Pain Free Working
MENU
Exercises

7 Breathing Exercises for Stress Relief

Being insanely busy at work and then coupled with personal life matters can lead to stress piling up in our bodies. There are times where we realize that we’re incredibly stressed but also, there are times when we tend to let it all pile up. Experiencing a huge amount of stress, or even chronic stress, isn’t good for our health. As most people say, stress is a silent killer. 

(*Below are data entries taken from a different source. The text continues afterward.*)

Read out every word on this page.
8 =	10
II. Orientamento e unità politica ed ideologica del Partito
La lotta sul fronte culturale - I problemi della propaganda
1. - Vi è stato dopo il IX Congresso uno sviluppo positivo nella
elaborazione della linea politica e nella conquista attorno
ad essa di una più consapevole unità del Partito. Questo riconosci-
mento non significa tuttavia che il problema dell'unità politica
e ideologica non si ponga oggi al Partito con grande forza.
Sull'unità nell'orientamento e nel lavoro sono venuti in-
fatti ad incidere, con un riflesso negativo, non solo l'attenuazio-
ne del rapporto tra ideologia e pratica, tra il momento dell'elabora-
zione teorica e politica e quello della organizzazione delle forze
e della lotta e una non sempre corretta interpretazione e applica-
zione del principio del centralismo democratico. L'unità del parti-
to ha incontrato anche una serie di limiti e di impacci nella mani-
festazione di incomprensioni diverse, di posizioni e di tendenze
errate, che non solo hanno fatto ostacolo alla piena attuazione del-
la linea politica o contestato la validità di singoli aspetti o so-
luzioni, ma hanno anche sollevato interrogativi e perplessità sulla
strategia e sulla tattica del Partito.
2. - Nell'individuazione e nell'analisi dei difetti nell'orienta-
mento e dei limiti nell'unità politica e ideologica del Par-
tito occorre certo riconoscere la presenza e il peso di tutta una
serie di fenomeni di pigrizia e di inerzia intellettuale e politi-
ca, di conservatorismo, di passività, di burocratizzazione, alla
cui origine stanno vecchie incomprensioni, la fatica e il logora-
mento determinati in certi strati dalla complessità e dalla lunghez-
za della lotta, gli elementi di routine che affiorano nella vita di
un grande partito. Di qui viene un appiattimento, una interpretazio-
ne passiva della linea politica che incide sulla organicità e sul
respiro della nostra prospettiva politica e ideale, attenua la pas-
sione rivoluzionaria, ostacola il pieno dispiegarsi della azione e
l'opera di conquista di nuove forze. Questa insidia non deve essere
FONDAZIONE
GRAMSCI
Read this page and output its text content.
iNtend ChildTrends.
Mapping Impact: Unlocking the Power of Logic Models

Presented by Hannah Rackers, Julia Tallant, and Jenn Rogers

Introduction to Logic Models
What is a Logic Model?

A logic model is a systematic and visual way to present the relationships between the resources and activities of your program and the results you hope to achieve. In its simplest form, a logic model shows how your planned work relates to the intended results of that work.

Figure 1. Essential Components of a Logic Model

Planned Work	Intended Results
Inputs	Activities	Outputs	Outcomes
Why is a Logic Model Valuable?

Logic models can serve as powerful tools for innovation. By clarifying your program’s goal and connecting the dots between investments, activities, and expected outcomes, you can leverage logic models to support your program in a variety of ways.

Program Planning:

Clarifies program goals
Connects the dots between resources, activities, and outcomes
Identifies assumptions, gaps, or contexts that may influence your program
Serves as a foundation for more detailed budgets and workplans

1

Chronic stress manifests in several ways such as an increased heart rate, fast breathing, high blood pressure, fatigue, headaches, and the like. A lot of people often grow accustomed to these symptoms that it even begins to feel normal when it actually isn’t. Getting rid of stress and its negative effects is easier said than done, but there are ways to reduce stress even just for a moment. 

One of the best and easiest stress management techniques that you can do is a breathing exercise. The breath is a powerful tool that can reduce our stress and make us feel less anxious, less fatigued, and better overall. Some simple breathing exercises can make a big difference, especially if they become a part of our daily routine. We’ve listed out some breathing exercises that you can do to relieve stress. Check them out!


What Is Stressed Breathing?

When a person is experiencing immense stress, their breathing pattern changes. Usually, a person would take small, shallow breaths using their shoulders rather than the diaphragm. Also called chest breathing, this type of breathing is usually the body’s response to stress or great exertion; however, it also disrupts the balance of gases. Shallow breathing increases the feeling of tension and anxiety, making the physical symptoms of stress worse. By controlling your breathing, you can relieve yourself of anxiety and quell any errant stress response.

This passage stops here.